Police In Russia's Tyva Disperse Anti-Mobilization Rally, Detain Women

 

KYZYL, Russia -- Police in Russia's Siberian Tyva region have detained at least 27 women and dispersed a rally against the mobilization of local men for Russia's unprovoked invasion of Ukraine.

Dozens of women chanted "No to mobilization! No to genocide!" before the rally was dispersed just minutes after it started on the central Arat Square in Tyva's capital, Kyzyl, on September 29.

One of the detained women told RFE/RL that police registered the women's personal data and took their fingerprints.

After the rally was dispersed, seven police vehicles remained on the square and a specially equipped vehicle came to the site and started washing the square with water.

Tyva's military commissioner, Artyn Demir-Ool, said that the republic had "accomplished its mobilization quota," adding that an unspecified number of Tyvan men had been mobilized since the call-up was announced by Russian President Vladimir Putin on September 21.

They have had been settled at the base of the 55th Mechanized Infantry Brigade, which is engaged in the ongoing war in Ukraine, he said.

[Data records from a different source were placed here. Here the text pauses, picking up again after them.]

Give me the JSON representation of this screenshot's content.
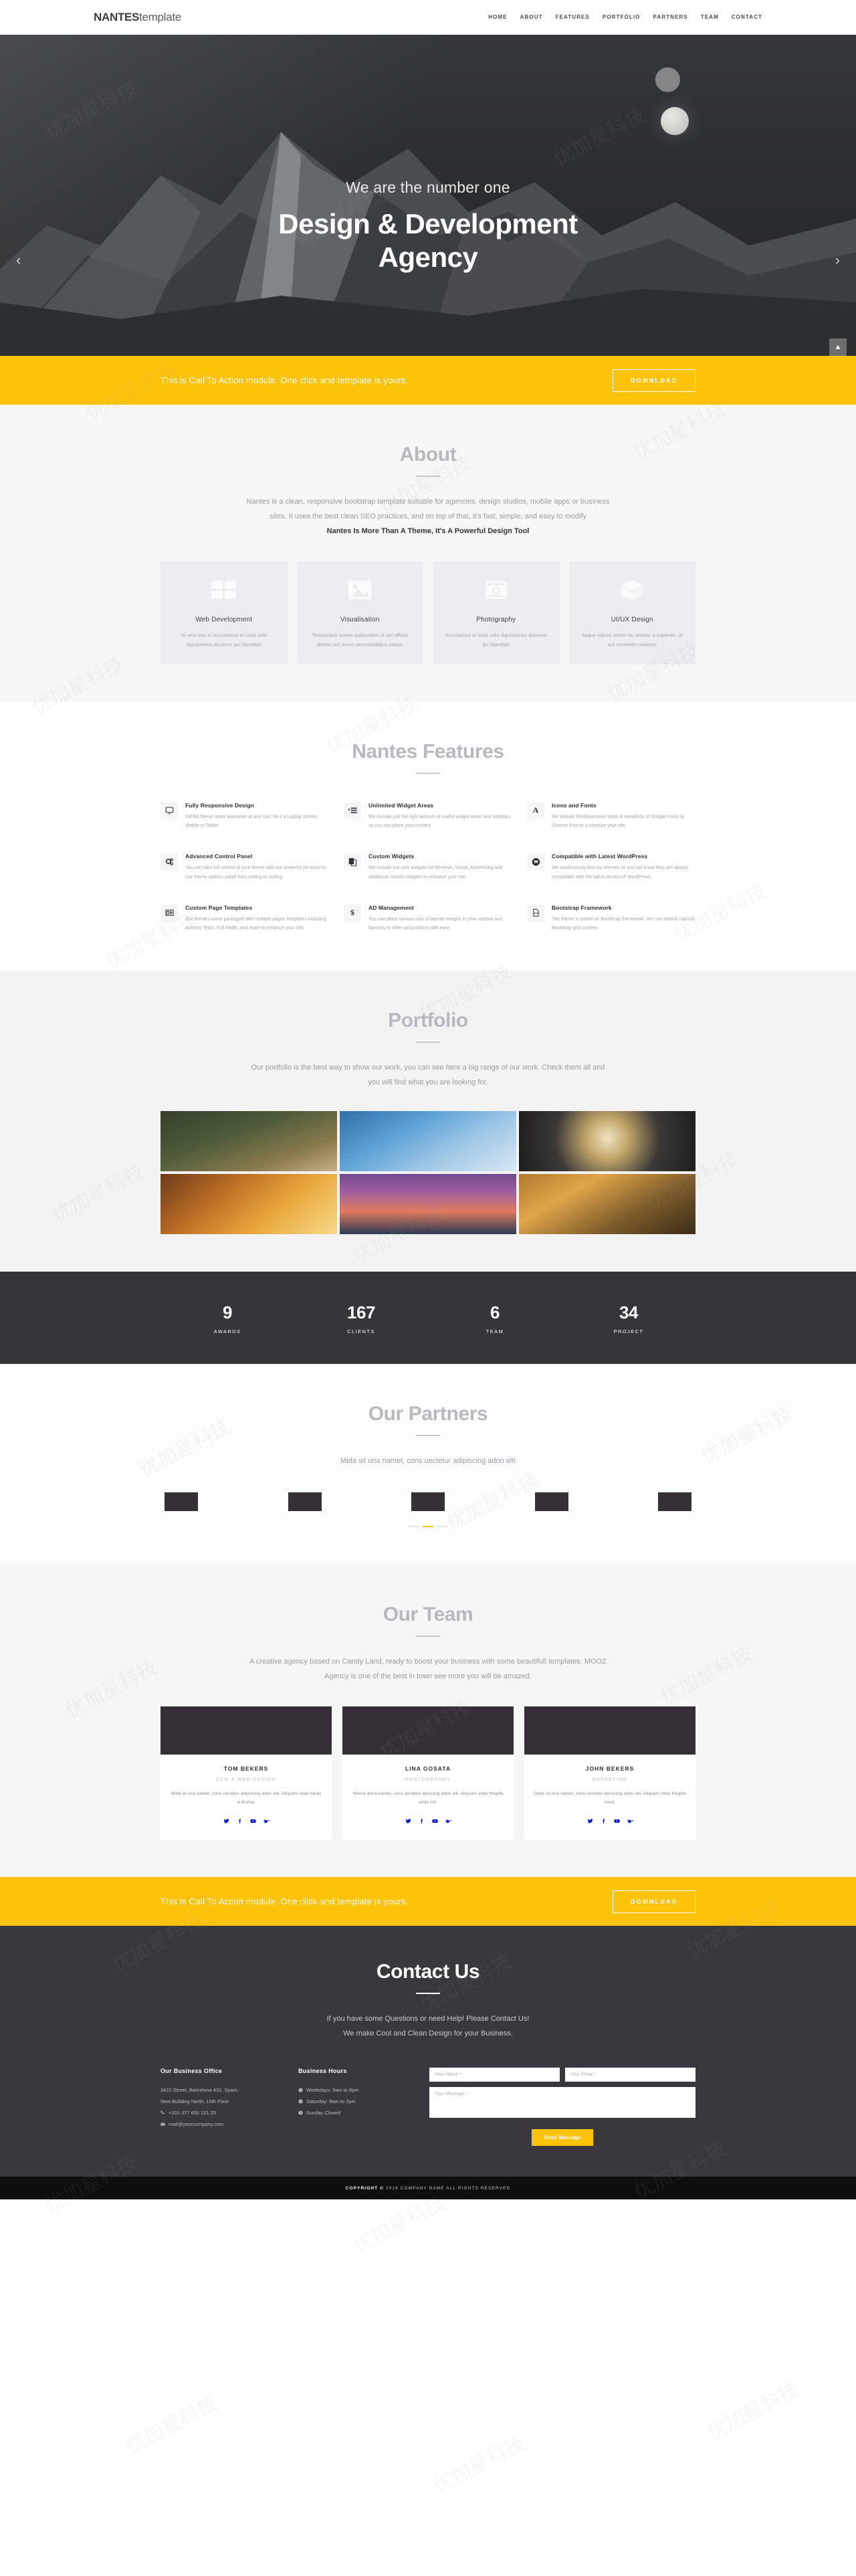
{
  "brand": {
    "bold": "NANTES",
    "light": "template"
  },
  "nav": {
    "items": [
      "HOME",
      "ABOUT",
      "FEATURES",
      "PORTFOLIO",
      "PARTNERS",
      "TEAM",
      "CONTACT"
    ]
  },
  "hero": {
    "subtitle": "We are the number one",
    "title_line1": "Design & Development",
    "title_line2": "Agency",
    "prev": "‹",
    "next": "›"
  },
  "cta": {
    "text": "This is Call To Action module. One click and template is yours.",
    "button": "DOWNLOAD",
    "scrolltop": "▲"
  },
  "about": {
    "title": "About",
    "lede_line1": "Nantes is a clean, responsive bootstrap template suitable for agencies, design studios, mobile apps or business",
    "lede_line2": "sites. It uses the best clean SEO practices, and on top of that, it's fast, simple, and easy to modify",
    "lede_bold": "Nantes Is More Than A Theme, It's A Powerful Design Tool",
    "cards": [
      {
        "icon": "browser-window-icon",
        "title": "Web Development",
        "text": "At vero eos et accusamus et iusto odio dignissimos ducimus qui blanditiis"
      },
      {
        "icon": "image-picture-icon",
        "title": "Visualisation",
        "text": "Temporibus autem quibusdam et aut officiis debitis aut rerum necessitatibus saepe"
      },
      {
        "icon": "camera-icon",
        "title": "Photography",
        "text": "Accusamus et iusto odio dignissimos ducimus qui blanditiis"
      },
      {
        "icon": "cube-box-icon",
        "title": "UI/UX Design",
        "text": "Itaque earum rerum hic tenetur a sapiente, ut aut reiciendis maiores"
      }
    ]
  },
  "features": {
    "title": "Nantes Features",
    "items": [
      {
        "icon": "monitor-icon",
        "title": "Fully Responsive Design",
        "text": "INFRA theme looks awesome at any size, be it a Laptop screen, Mobile or Tablet."
      },
      {
        "icon": "list-widget-icon",
        "title": "Unlimited Widget Areas",
        "text": "We include just the right amount of useful widget areas and sidebars so you can place your content."
      },
      {
        "icon": "font-letter-a-icon",
        "title": "Icons and Fonts",
        "text": "We include FontAwesome Icons & Hundreds of Google Fonts to Choose from to customize your site."
      },
      {
        "icon": "gears-icon",
        "title": "Advanced Control Panel",
        "text": "You can take full control of your theme with our powerful yet easy-to-use theme options panel from setting to styling."
      },
      {
        "icon": "copy-pages-icon",
        "title": "Custom Widgets",
        "text": "We include our own widgets for Reviews, Social, Advertising and additional custom widgets to enhance your site."
      },
      {
        "icon": "wordpress-icon",
        "title": "Compatible with Latest WordPress",
        "text": "We continuously test our themes so you will know they are always compatible with the latest version of WordPress."
      },
      {
        "icon": "newspaper-icon",
        "title": "Custom Page Templates",
        "text": "Our themes come packaged with multiple pages templates including Authors Team, Full Width, and more to enhance your site."
      },
      {
        "icon": "dollar-sign-icon",
        "title": "AD Management",
        "text": "You can place various size of banner images in your sidebar and banners to other ad positions with ease."
      },
      {
        "icon": "code-file-icon",
        "title": "Bootstrap Framework",
        "text": "The theme is based on Bootstrap framework. We use default row/col-Bootstrap grid system."
      }
    ]
  },
  "portfolio": {
    "title": "Portfolio",
    "lede_line1": "Our portfolio is the best way to show our work, you can see here a big range of our work. Check them all and",
    "lede_line2": "you will find what you are looking for.",
    "items": [
      {
        "name": "woman-in-forest-photo"
      },
      {
        "name": "modern-building-photo"
      },
      {
        "name": "dome-ceiling-photo"
      },
      {
        "name": "woman-at-sunset-photo"
      },
      {
        "name": "boat-on-lake-photo"
      },
      {
        "name": "hands-sunset-photo"
      }
    ]
  },
  "stats": [
    {
      "number": "9",
      "label": "AWARDS"
    },
    {
      "number": "167",
      "label": "CLIENTS"
    },
    {
      "number": "6",
      "label": "TEAM"
    },
    {
      "number": "34",
      "label": "PROJECT"
    }
  ],
  "partners": {
    "title": "Our Partners",
    "lede": "Mida sit una namet, cons uectetur adipiscing adon elit",
    "logos": [
      "partner-logo-1",
      "partner-logo-2",
      "partner-logo-3",
      "partner-logo-4",
      "partner-logo-5"
    ],
    "active_dot": 1
  },
  "team": {
    "title": "Our Team",
    "lede_line1": "A creative agency based on Candy Land, ready to boost your business with some beautifull templates. MOOZ",
    "lede_line2": "Agency is one of the best in town see more you will be amazed.",
    "members": [
      {
        "name": "TOM BEKERS",
        "role": "CEO & WEB DESIGN",
        "text": "Mida sit una namet, cons uectetur adipiscing adon elit. Aliquam vitae baras a droma."
      },
      {
        "name": "LINA GOSATA",
        "role": "PHOTOGRAPHY",
        "text": "Worsa dona namet, cons uectetur dipiscing adon elit. Aliquam vitae fringilla unda mir."
      },
      {
        "name": "JOHN BEKERS",
        "role": "MARKETING",
        "text": "Dolor sit don namet, cons uectetur beriscing adon elit. Aliquam vitae fringilla unda."
      }
    ],
    "social": [
      "twitter-icon",
      "facebook-icon",
      "youtube-icon",
      "google-plus-icon"
    ]
  },
  "cta2": {
    "text": "This is Call To Action module. One click and template is yours.",
    "button": "DOWNLOAD"
  },
  "contact": {
    "title": "Contact Us",
    "lede_line1": "If you have some Questions or need Help! Please Contact Us!",
    "lede_line2": "We make Cool and Clean Design for your Business.",
    "office": {
      "heading": "Our Business Office",
      "address_line1": "3422 Street, Barcelona 432, Spain,",
      "address_line2": "New Building North, 15th Floor",
      "phone": "+101 377 655 221 25",
      "email": "mail@yourcompany.com"
    },
    "hours": {
      "heading": "Business Hours",
      "items": [
        "Weekdays: 9am to 8pm",
        "Saturday: 9am to 2pm",
        "Sunday Closed"
      ]
    },
    "form": {
      "name_placeholder": "Your Name *",
      "email_placeholder": "Your Email *",
      "message_placeholder": "Your Message *",
      "submit": "Send Message"
    }
  },
  "footer": {
    "copyright_pre": "COPYRIGHT",
    "symbol": "©",
    "copyright_post": "2019 COMPANY NAME ALL RIGHTS RESERVED"
  },
  "colors": {
    "accent": "#fdc30b",
    "dark": "#37343a",
    "darker": "#0e0e0f",
    "muted": "#b8b8c0"
  }
}
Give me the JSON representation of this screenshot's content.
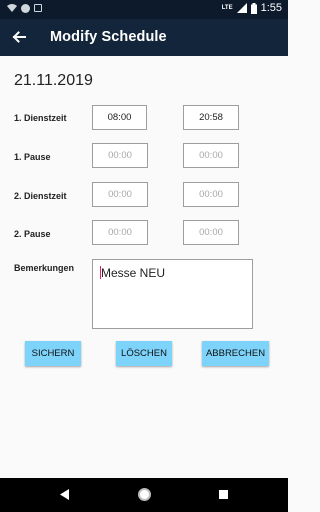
{
  "status_bar": {
    "time": "1:55",
    "network": "LTE"
  },
  "app_bar": {
    "title": "Modify Schedule"
  },
  "date": "21.11.2019",
  "rows": [
    {
      "label": "1. Dienstzeit",
      "start": "08:00",
      "end": "20:58"
    },
    {
      "label": "1. Pause",
      "start": "00:00",
      "end": "00:00"
    },
    {
      "label": "2. Dienstzeit",
      "start": "00:00",
      "end": "00:00"
    },
    {
      "label": "2. Pause",
      "start": "00:00",
      "end": "00:00"
    }
  ],
  "notes": {
    "label": "Bemerkungen",
    "value": "Messe NEU"
  },
  "buttons": {
    "save": "SICHERN",
    "delete": "LÖSCHEN",
    "cancel": "ABBRECHEN"
  },
  "colors": {
    "status_bar": "#0c1a2b",
    "app_bar": "#13253a",
    "button": "#7dd3fa",
    "caret": "#e91e63"
  }
}
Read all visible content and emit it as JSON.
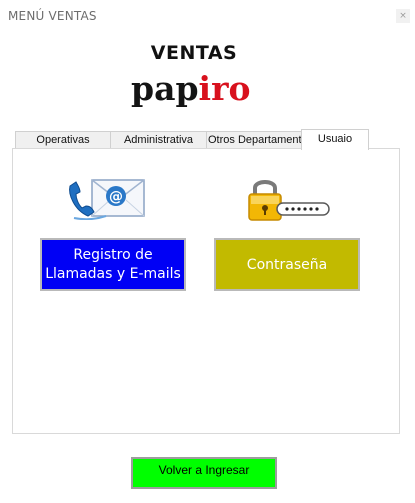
{
  "window": {
    "title": "MENÚ VENTAS",
    "close_glyph": "×"
  },
  "header": {
    "title": "VENTAS",
    "logo_part1": "pap",
    "logo_part2": "iro",
    "logo_colors": {
      "dark": "#141414",
      "red": "#d8111d"
    }
  },
  "tabs": [
    {
      "label": "Operativas",
      "active": false
    },
    {
      "label": "Administrativa",
      "active": false
    },
    {
      "label": "Otros Departamentos",
      "active": false
    },
    {
      "label": "Usuaio",
      "active": true
    }
  ],
  "panel": {
    "register_button": {
      "line1": "Registro de",
      "line2": "Llamadas y E-mails",
      "color": "#0000f5",
      "icon": "phone-email-icon"
    },
    "password_button": {
      "label": "Contraseña",
      "color": "#c2ba00",
      "icon": "padlock-password-icon"
    }
  },
  "footer": {
    "back_button": "Volver a Ingresar",
    "color": "#00ff00"
  }
}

Last weekend, a protest was held by women in another region in Russia's Far East, Yakutia, over what locals feel is a "disproportionate" recruitment of ethnic minorities to the war in Ukraine, calling it "a genocide" against them.

The largest protest against the mobilization by an ethnic region was held over the weekend in Makhachkala, the capital of Daghestan in the North Caucasus.

The mobilization for the war in Ukraine has been met with countrywide protests in general and the mass flight of men potentially eligible for military duty from Russia.

Some estimates say that almost 300,000 men have left the country since the mobilization was announced.